Pela Redação | A Voz do Povo em Tela
No último domingo (7), a maior província da Argentina rejeitou o projeto ultraliberal de Javier Milei e expôs as rachaduras de um governo atolado em escândalos de corrupção e fracassos econômicos. O “Plano Motosserra”, que desmonta políticas sociais e mergulha o povo na pobreza, foi rejeitado em peso pela população.
Com 99% das urnas apuradas, a coalizão Força Pátria, que representa o peronismo de centro-esquerda, conquistou cerca de 47,28% dos votos válidos na província de Buenos Aires, derrotando o partido de Milei, La Libertad Avanza (LLA), que amargou pouco mais de um terço do eleitorado. A derrota no maior colégio eleitoral do país tem peso de terremoto político, já que a província concentra quase 40% dos eleitores argentinos.
A simbologia é clara: Milei prometeu “acabar com a casta”, mas sua gestão se transformou em uma usina de escândalos e caos. O caso mais explosivo envolve justamente sua irmã, Karina Milei, acusada de comandar um esquema de propinas milionárias em contratos de medicamentos para pessoas com deficiência. Gravações secretas, áudios vazados, acusações de espionagem e operações policiais completam o roteiro distópico de um governo que se dizia “limpo” e “antissistema”.
Enquanto isso, a vida real não perdoa: 53% da população argentina já vive em situação de pobreza, a inflação segue corroendo salários e os cortes brutais em saúde, educação e subsídios empurraram milhões ao desespero.

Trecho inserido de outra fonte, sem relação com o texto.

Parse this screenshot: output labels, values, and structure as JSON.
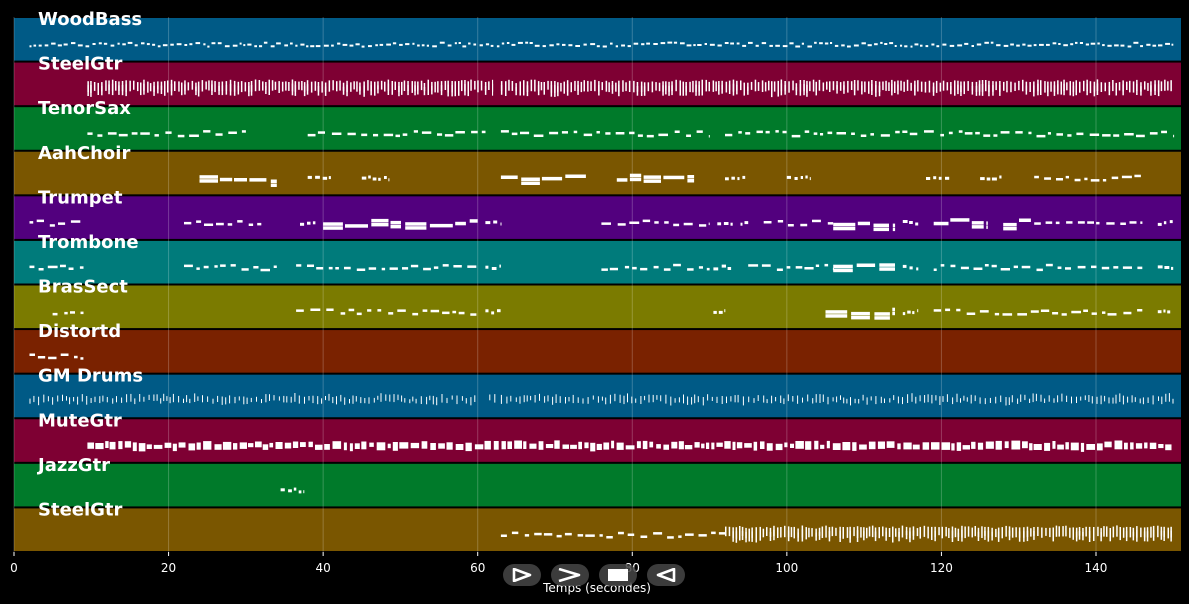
{
  "chart_data": {
    "type": "piano-roll",
    "title": "",
    "xlabel": "Temps (secondes)",
    "xlim": [
      0,
      151
    ],
    "x_ticks": [
      0,
      20,
      40,
      60,
      80,
      100,
      120,
      140
    ],
    "grid": true,
    "tracks": [
      {
        "name": "WoodBass",
        "color": "#005a86",
        "note_color": "#ffffff",
        "segments": [
          [
            2,
            150,
            "dense-short"
          ]
        ]
      },
      {
        "name": "SteelGtr",
        "color": "#7e0033",
        "note_color": "#ffffff",
        "segments": [
          [
            9.5,
            62,
            "chords"
          ],
          [
            63,
            150,
            "chords"
          ]
        ]
      },
      {
        "name": "TenorSax",
        "color": "#007a2a",
        "note_color": "#ffffff",
        "segments": [
          [
            9.5,
            30,
            "melody"
          ],
          [
            38,
            61,
            "melody"
          ],
          [
            63,
            90,
            "melody"
          ],
          [
            92,
            150,
            "melody"
          ]
        ]
      },
      {
        "name": "AahChoir",
        "color": "#7a5600",
        "note_color": "#ffffff",
        "segments": [
          [
            24,
            34,
            "long"
          ],
          [
            38,
            41,
            "short"
          ],
          [
            45,
            48.5,
            "short"
          ],
          [
            63,
            74,
            "long"
          ],
          [
            78,
            88,
            "long"
          ],
          [
            92,
            95,
            "short"
          ],
          [
            100,
            103,
            "short"
          ],
          [
            118,
            121,
            "short"
          ],
          [
            125,
            128,
            "short"
          ],
          [
            132,
            146,
            "melody"
          ]
        ]
      },
      {
        "name": "Trumpet",
        "color": "#52007e",
        "note_color": "#ffffff",
        "segments": [
          [
            2,
            9,
            "melody"
          ],
          [
            22,
            32,
            "melody"
          ],
          [
            37,
            39,
            "short"
          ],
          [
            40,
            60,
            "long"
          ],
          [
            61,
            63,
            "short"
          ],
          [
            76,
            90,
            "melody"
          ],
          [
            91,
            93,
            "short"
          ],
          [
            94,
            95,
            "short"
          ],
          [
            97,
            106,
            "melody"
          ],
          [
            106,
            114,
            "long"
          ],
          [
            115,
            117,
            "short"
          ],
          [
            119,
            126,
            "long"
          ],
          [
            128,
            132,
            "long"
          ],
          [
            132,
            146,
            "melody"
          ],
          [
            148,
            150,
            "short"
          ]
        ]
      },
      {
        "name": "Trombone",
        "color": "#007b7b",
        "note_color": "#ffffff",
        "segments": [
          [
            2,
            9,
            "melody"
          ],
          [
            22,
            34,
            "melody"
          ],
          [
            36.5,
            60,
            "melody"
          ],
          [
            61,
            63,
            "short"
          ],
          [
            76,
            90,
            "melody"
          ],
          [
            90.5,
            93,
            "short"
          ],
          [
            95,
            106,
            "melody"
          ],
          [
            106,
            114,
            "long"
          ],
          [
            115,
            117,
            "short"
          ],
          [
            119,
            146,
            "melody"
          ],
          [
            148,
            150,
            "short"
          ]
        ]
      },
      {
        "name": "BrasSect",
        "color": "#7b7b00",
        "note_color": "#ffffff",
        "segments": [
          [
            5,
            9,
            "melody"
          ],
          [
            36.5,
            60,
            "melody"
          ],
          [
            61,
            63,
            "short"
          ],
          [
            90.5,
            92,
            "short"
          ],
          [
            105,
            114,
            "long"
          ],
          [
            115,
            117,
            "short"
          ],
          [
            119,
            146,
            "melody"
          ],
          [
            148,
            150,
            "short"
          ]
        ]
      },
      {
        "name": "Distortd",
        "color": "#7a2200",
        "note_color": "#ffffff",
        "segments": [
          [
            2,
            9,
            "melody"
          ]
        ]
      },
      {
        "name": "GM Drums",
        "color": "#005a86",
        "note_color": "#ffffff",
        "segments": [
          [
            2,
            60,
            "drums"
          ],
          [
            61.5,
            62.5,
            "drums"
          ],
          [
            63,
            150,
            "drums"
          ]
        ]
      },
      {
        "name": "MuteGtr",
        "color": "#7e0033",
        "note_color": "#ffffff",
        "segments": [
          [
            9.5,
            150,
            "rhythm"
          ]
        ]
      },
      {
        "name": "JazzGtr",
        "color": "#007a2a",
        "note_color": "#ffffff",
        "segments": [
          [
            34.5,
            37.5,
            "short"
          ]
        ]
      },
      {
        "name": "SteelGtr",
        "color": "#7a5600",
        "note_color": "#ffffff",
        "segments": [
          [
            63,
            92,
            "melody"
          ],
          [
            92,
            150,
            "chords"
          ]
        ]
      }
    ]
  },
  "playback_controls": [
    {
      "name": "play-icon"
    },
    {
      "name": "fast-forward-icon"
    },
    {
      "name": "stop-icon"
    },
    {
      "name": "rewind-icon"
    }
  ]
}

A tal “motosserra” de Milei só cortou do povo — o mercado financeiro e seus amigos continuam bem abastecidos.
A derrota em Buenos Aires foi recebida com pânico pelos investidores: o peso despencou até 7%, os títulos públicos caíram até 9% e a Bolsa de valores também registrou perdas. No Congresso, a oposição aproveitou o embalo e derrubou vetos presidenciais, inclusive garantindo benefícios para pessoas com deficiência, justamente o setor envolvido no escândalo da irmã do presidente.
O governador Axel Kicillof, reeleito com ampla margem, surge agora como alternativa nacional sólida para 2027, reforçando o peronismo como bloco unido, enquanto Milei assiste seu capital político se desintegrar em tempo recorde. Analistas já falam no “síndrome do terceiro ano”, aquele momento em que presidentes argentinos perdem legitimidade. A ironia é que Milei conseguiu essa façanha sem nem mesmo completar o período.

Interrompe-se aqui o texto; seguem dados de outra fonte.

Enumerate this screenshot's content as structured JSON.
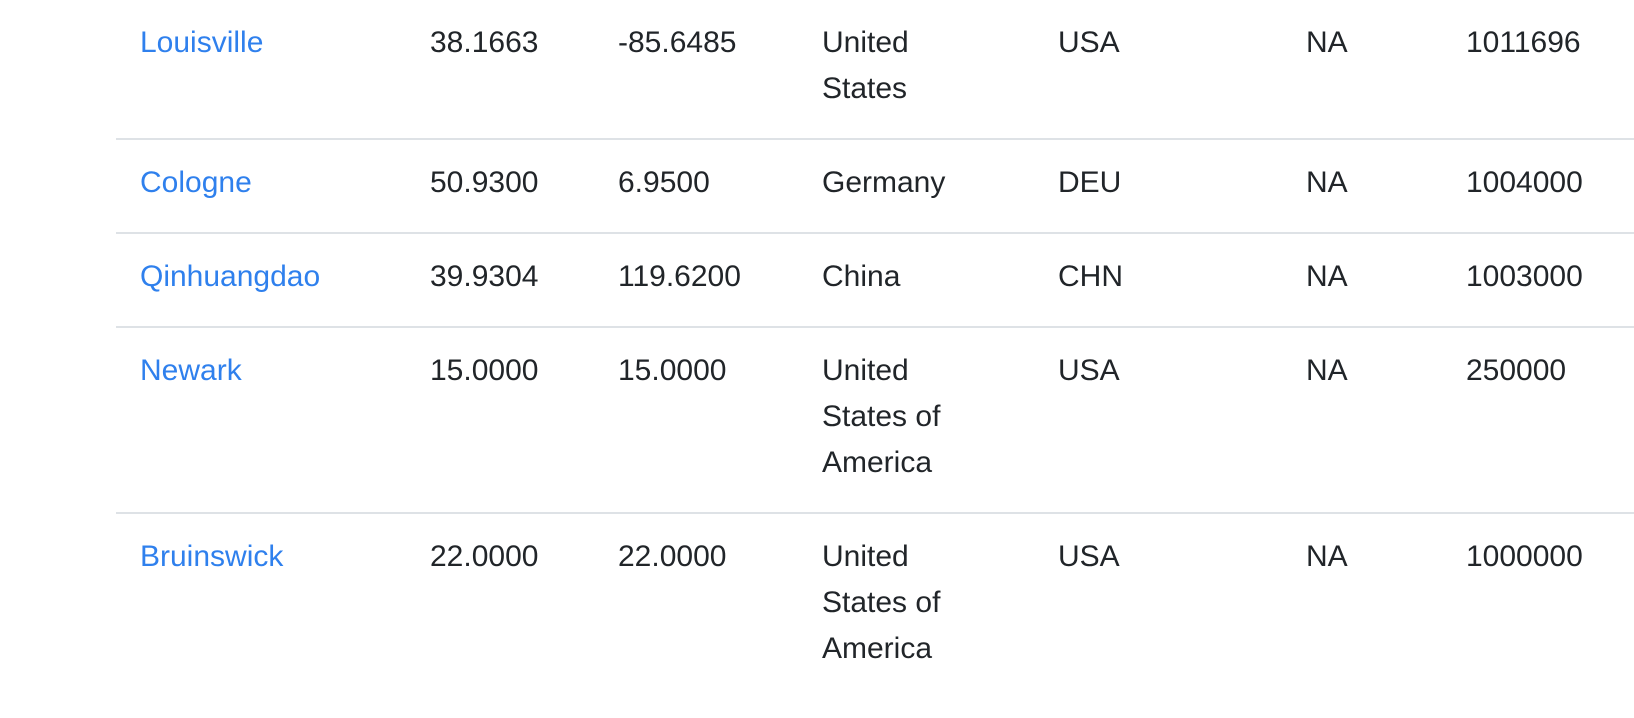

O recado das urnas, confirmado nesta terça-feira (9), é direto: o povo argentino não vai aceitar pagar a conta de um governo que desmonta direitos, governa com arrogância e mergulha em escândalos familiares. Buenos Aires mostrou que a resistência à extrema direita está viva, e que o suposto “outsider” não passa de mais um político atolado em corrupção, promessas vazias e um manual de fracassos.
Em outubro, os argentinos voltarão às urnas para as eleições parlamentares nacionais. A derrota no maior colégio eleitoral é um presságio sombrio para Milei, que pode assistir sua “revolução libertária” ser triturada pela própria democracia.